Cheguei a
Brasília em 1975 e saí de lá em 1990. Ao contrário do que possa parecer, nas
cercanias da ditadura, nas barbas do poder, a vida cultural estava em plena e
constante ebulição: ousadia teatral e musical, festivais e mostras de cinema, centro
de criatividade, poesia marginal, geração mimeógrafo (Nicolas Behr), salões de
humor etc.
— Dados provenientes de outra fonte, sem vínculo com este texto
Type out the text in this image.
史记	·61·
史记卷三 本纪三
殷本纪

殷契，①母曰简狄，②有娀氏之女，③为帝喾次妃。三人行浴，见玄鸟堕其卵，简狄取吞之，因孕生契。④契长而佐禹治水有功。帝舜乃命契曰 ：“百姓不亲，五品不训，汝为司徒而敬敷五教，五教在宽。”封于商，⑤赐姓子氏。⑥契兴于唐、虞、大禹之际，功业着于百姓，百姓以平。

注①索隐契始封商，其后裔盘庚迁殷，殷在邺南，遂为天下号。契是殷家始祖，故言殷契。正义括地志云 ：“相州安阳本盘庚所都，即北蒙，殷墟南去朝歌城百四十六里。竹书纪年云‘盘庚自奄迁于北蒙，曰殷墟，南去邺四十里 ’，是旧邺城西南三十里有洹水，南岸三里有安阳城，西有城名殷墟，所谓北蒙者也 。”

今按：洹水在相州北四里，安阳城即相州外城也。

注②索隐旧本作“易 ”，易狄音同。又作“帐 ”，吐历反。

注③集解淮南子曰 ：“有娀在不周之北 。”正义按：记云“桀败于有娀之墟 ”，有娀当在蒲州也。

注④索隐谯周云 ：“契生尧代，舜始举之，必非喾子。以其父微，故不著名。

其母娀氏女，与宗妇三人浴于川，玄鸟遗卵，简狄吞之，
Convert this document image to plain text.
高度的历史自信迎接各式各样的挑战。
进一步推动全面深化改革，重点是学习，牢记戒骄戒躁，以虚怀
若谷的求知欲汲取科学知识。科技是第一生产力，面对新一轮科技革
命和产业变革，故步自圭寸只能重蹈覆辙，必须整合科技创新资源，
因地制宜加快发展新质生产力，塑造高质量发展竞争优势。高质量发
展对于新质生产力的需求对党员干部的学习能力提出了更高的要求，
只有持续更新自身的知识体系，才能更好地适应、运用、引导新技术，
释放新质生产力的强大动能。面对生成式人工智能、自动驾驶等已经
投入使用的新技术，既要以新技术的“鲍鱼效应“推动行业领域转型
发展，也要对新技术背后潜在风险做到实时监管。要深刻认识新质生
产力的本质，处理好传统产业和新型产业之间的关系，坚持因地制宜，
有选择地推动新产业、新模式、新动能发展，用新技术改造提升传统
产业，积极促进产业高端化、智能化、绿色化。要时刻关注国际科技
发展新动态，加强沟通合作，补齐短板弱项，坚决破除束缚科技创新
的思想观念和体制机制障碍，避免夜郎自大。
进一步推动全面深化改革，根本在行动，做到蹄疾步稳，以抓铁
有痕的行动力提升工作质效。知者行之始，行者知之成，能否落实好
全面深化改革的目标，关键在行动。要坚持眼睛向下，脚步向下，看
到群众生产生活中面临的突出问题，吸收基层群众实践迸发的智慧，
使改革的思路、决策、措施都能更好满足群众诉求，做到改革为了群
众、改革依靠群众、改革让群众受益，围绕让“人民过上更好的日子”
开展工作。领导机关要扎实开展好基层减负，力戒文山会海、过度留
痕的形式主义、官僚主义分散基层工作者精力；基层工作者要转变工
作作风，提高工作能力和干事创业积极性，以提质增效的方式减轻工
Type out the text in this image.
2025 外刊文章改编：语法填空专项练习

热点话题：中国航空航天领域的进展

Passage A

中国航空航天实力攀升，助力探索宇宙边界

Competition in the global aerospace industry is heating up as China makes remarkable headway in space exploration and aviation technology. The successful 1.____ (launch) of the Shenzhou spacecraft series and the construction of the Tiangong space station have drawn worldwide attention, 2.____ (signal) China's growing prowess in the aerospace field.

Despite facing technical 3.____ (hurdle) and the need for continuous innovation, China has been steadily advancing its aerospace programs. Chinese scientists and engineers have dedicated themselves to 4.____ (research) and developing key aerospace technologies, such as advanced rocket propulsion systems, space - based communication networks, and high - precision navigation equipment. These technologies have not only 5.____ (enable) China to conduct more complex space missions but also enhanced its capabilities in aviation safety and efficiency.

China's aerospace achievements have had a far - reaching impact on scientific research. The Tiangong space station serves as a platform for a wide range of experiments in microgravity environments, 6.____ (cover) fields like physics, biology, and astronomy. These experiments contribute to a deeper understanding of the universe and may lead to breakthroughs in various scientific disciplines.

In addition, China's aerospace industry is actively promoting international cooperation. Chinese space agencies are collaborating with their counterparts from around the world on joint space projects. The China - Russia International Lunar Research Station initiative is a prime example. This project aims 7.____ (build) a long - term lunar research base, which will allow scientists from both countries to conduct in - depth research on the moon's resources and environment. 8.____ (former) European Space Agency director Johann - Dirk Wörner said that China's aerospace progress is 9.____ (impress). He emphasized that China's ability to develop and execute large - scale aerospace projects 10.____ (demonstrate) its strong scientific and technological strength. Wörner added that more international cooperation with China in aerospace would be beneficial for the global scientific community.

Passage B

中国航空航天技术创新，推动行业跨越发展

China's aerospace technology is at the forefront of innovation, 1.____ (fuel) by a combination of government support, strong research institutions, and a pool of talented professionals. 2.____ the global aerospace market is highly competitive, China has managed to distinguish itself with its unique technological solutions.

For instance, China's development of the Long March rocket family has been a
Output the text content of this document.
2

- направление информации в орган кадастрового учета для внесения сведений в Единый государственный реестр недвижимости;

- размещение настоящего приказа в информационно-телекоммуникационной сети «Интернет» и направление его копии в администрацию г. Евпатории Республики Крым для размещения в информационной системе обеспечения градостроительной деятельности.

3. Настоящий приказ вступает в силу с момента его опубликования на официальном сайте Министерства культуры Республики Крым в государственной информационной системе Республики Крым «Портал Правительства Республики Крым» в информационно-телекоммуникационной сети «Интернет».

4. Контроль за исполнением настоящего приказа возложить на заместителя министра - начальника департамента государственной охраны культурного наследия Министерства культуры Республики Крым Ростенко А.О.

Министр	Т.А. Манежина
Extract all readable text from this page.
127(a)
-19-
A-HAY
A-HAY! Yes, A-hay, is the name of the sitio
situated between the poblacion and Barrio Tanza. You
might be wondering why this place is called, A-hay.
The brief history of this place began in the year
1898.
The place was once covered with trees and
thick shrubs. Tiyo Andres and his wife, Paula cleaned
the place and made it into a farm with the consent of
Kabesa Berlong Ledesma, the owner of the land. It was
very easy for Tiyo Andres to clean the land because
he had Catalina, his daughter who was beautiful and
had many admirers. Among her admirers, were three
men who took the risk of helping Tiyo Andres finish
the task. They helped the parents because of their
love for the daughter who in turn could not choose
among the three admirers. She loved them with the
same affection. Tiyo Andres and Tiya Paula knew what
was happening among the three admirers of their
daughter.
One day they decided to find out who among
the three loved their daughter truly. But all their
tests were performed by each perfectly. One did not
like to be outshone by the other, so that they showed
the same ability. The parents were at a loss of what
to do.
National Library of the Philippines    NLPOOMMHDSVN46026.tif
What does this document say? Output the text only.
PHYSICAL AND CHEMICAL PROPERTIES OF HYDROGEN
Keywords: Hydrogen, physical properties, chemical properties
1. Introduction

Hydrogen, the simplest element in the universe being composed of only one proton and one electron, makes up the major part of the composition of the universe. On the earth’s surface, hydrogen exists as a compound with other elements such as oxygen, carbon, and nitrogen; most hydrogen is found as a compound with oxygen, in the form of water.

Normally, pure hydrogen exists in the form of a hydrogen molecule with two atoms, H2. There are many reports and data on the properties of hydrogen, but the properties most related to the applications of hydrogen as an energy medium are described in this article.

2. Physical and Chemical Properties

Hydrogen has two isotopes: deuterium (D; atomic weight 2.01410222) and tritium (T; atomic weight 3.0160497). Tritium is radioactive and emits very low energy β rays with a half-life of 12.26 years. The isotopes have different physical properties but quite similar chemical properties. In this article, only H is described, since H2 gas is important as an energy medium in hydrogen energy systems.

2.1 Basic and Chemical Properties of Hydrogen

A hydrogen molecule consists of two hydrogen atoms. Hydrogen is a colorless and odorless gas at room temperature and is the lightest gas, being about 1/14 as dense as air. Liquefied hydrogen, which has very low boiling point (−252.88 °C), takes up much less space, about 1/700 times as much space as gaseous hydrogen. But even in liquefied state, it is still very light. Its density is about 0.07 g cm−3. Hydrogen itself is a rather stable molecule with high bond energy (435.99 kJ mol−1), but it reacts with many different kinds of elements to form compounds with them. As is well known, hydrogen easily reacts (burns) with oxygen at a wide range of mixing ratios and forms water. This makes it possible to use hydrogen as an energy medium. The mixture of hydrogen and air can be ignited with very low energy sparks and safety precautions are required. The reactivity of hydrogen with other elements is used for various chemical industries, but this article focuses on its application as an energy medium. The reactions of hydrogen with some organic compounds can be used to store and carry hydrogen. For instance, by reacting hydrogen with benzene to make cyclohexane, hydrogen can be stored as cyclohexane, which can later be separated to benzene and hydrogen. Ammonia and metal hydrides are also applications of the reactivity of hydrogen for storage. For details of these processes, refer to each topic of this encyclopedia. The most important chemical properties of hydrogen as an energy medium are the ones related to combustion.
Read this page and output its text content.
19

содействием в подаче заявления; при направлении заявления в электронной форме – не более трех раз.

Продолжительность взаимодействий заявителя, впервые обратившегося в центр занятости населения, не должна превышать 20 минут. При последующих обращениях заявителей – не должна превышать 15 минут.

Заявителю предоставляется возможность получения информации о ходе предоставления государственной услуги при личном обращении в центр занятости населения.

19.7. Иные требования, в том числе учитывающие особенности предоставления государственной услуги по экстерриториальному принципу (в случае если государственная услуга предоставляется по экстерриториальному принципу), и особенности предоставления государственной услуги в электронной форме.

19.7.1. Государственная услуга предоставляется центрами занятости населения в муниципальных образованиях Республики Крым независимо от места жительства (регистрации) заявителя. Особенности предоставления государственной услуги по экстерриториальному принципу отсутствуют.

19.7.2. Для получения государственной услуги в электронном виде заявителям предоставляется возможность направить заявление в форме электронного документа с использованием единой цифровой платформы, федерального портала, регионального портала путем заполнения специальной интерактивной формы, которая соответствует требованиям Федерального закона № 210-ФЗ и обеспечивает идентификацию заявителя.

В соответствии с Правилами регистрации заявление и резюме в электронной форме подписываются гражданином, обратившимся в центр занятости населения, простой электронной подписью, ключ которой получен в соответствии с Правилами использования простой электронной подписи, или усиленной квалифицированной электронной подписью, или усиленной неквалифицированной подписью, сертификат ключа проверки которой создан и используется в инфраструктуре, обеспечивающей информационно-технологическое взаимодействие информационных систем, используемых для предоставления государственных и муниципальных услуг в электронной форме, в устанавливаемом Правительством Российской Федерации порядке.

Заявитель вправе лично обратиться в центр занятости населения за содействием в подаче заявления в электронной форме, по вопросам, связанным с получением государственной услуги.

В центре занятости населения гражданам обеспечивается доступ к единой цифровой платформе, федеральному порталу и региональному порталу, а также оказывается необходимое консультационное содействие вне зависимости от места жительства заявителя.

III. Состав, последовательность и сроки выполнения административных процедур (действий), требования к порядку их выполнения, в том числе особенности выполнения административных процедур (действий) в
Era tanta coisa acontecendo que nem todo mundo tinha disponibilidade
para ver e participar de tudo, inclusive dos encontros da garotada do punk-rock
das SQ. Só fui prestar alguma atenção quando a Legião começou a tocar no rádio.
Somos Tão Jovens, de Antonio
Carlos da Fontoura, é uma breve “cinebiografia” de Renato Russo (1960 - 1996), o músico fundador das bandas Aborto Elétrico e Legião Urbana. O roteirista Marcos
Bernstein se pautou em fatos que teriam ocorrido de 1978 a 1982, período em
que, após um acidente e em longo repouso, Renato
Manfredini Junior (Tiago Mendonça)
começa definir seu gosto musical e a se interessar pelo rock inglês, a
rascunhar versos e, ao ouvir o Sex
Pistols, descobrir seu “eu punk” e se decidir pelo glamour dos palcos.
A
narrativa não traz nenhuma revelação bombástica sobre o compositor e cantor. Aliás,
na web há muito mais informações
sobre Renato Russo (e suas bandas) do que no filme livremente inspirado em sua
biografia. Até mesmo os integrantes das bandas (Aborto e Legião) são mostrados
como meros coadjuvantes que (com alguma tensão) em um momento ou outro o ajudaram
a direcionar a carreira. Apesar da insistente (e incômoda!) afirmação da bissexualidade
do músico, um flagra de drogas, aqui, e uma blitz “você sabe com quem tá falando?”, acolá, Somos Tão Jovens parece pisar em ovos e não ir além da “nóia” combinada: flerte gay, composição,
flerte gay, álcool, flerte gay, shows, flerte gay, drogas, flerte gay, zoação
dos entediados jovens candangos “filhos
de você sabe quem?”.
Somos Tão Jovens (Brasil, 2013) se passa tão somente ao
redor do mundinho de Russo, com seus bajuladores amigos (também) desocupados, ignorando
completamente a movimentada e irreverente vida cultural de Brasília e sua geleia
geral de jornalistas, escritores, artistas (teatro, música, plástica, gráfica)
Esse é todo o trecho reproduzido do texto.